Menggugat Ujian Nasional

Dimuat di KOMPAS Jogja, 11 Desember 2009 
Oleh: Vivit Nur Arista Putra


Pascapenolakan kasasi dari Mahkamah Agung atas perkara ujian nasional yang diajukan pemerintah semakin memojokkan posisi pemerintah (Depdiknas). Sebelumnya masyarakat lewat gugatannya (citizen law suit) juga memenangkan di pengadilan negeri Jakarta Pusat dan pengadilan negeri Jakarta lewat aduannya karena pemerintah tak mampu menyelenggarakan pendidikan secara layak dan merata serta tidak memberikan akomodasi bagi korban yang tak lulus ujian nasional. Ihwal ini semakin membuktikan bahwa ujian nasional memang cacat secara hukum, kendati MA tidak secara eksplisit melarang pelaksanaan UN.

Namun, ujian nasional yang dijadikan sebagai penentu kelulusan serasa tidak adil, karena merenggut hak pendidik sebagai evaluator untuk memantau proses, kemajuan, dan perbaikan hasil belajar peserta didik secara berkesinambungan (Sisdiknas Pasal 58 ayat 1) dan mengabaikan unsur penilaian berupa proses. Selain itu pembangunan sarana prasarana pendidikan serta peningkatan kualitas SDM (pendidik) bersifat sentralistik, fokus di kota besar dan tidak merata (unsimilarity) hingga daerah pedalaman. 

Dengan demikian, hasil UN tidak dapat dijadikan indeks atau ukuran prestasi setiap pemerintahan daerah karena ketimpangan fasilitas dan pengajar antardaerah provinsi. Pemerintah telah membuat PP No. 19/ 2005 tentang Standar Nasional Pendidikan yang merupakan kriteria minimal sistem pendidikan di seluruh wilayah hukum negara kesatuan republik Indonesia. Adapun lingkup standar nasional pendidikan meliputi; standar isi, proses, kompetensi lulusan, pendidik dan tenaga kependidikan, sarana prasarana, pengelolaan, pembiayaan, dan penilaian pendidikan. Logikanya kedelapan standar awal haruslah dipenuhi lebih dulu sebelum beranjak pada penjatuhan standar penentuan penilaian (baca: UN). Pemerintah seakan tergesa-gesa memutuskan kebijakan UN. Momentumnya tidak tepat. Rasionalisasinya, UN tidak mungkin dilaksanakan jika delapan lingkup standar pendidikan nasional belum dipenuhi. 
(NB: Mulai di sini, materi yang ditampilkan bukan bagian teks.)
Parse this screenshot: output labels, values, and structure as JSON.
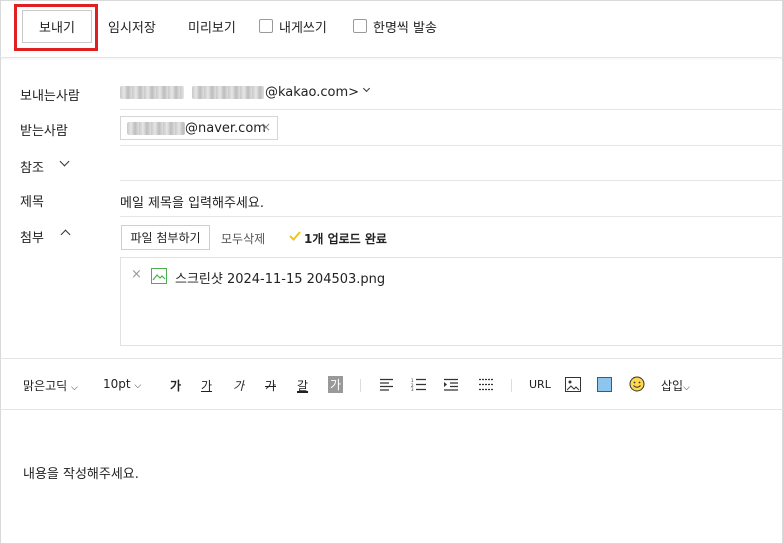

Seharusnya BSNP (Badan Standar Nasional Pendidikan) selaku badan mandiri dan independen yang bertugas mengembangkan, memantau pelaksanaan, dan mengevaluasi standar nasional pendidikan, menganulir kebijakan UN dari Depdiknas. Sebab, pemerintah secara luas belum menuntaskan delapan aspek standar di atas. Maka amatlah naif jika Depdiknas bersikukuh menghelat UN. Jika dilacak, kesesatan UN sebagai penentu kelulusan dapat penulis urai satu per satu. Pertama, UN hanya menguji kognitif peserta didik karena mata pelajaran yang diujikan berisi pilihan ganda dan esai yang membuat siswa cenderung menghafal fakta-fakta dan berfikir satu arah (divergen). Kedua, segelintirnya mapel UN sebagai penentu kelulusan yang diujikan, berdampak pada fokus belajar siswa tertuju pada mapel tersebut dan mengabaikan pelajaran lain. Ketiga, menurut Anita Lie (Guru Besar Unika Widya Mandala Surabaya) UN berdampak pada kerusakan sistem. Proses belajar mengajar di kelas berubah menjadi bimbingan belajar yang akan menghasilkan lulusan instan (siap saji) dan mengacuhkan proses. Keempat, muncul sindrom problem sosial. Bagi satuan pendidikan, karena UN berkaitan dengan prestise sekolah, maka pendidik akan melakuan kiat apapun agar anak didiknya lulus. Begitu pun peserta didik, adanya stigma “bodoh” dari masyarakat bagi siswa yang tak lulus UN berefek pada tekanan psikologis. Potensi inilah yang dapat membuat peserta didik dan pendidik kongkalikong untuk berbuat curang. Amat miris memang. Sekolah yang harusnya menjadi ruang pendewasaan dan pematangan berfikir mitra didik, malah menggiring siswa untuk berfikir pragmatis; pokoknya lulus. Pendidikan haruslah mendekatkan siswa pada realitas sosial, agar ia peka, menerka, dan menganalisa masalah yang ditemuinya. 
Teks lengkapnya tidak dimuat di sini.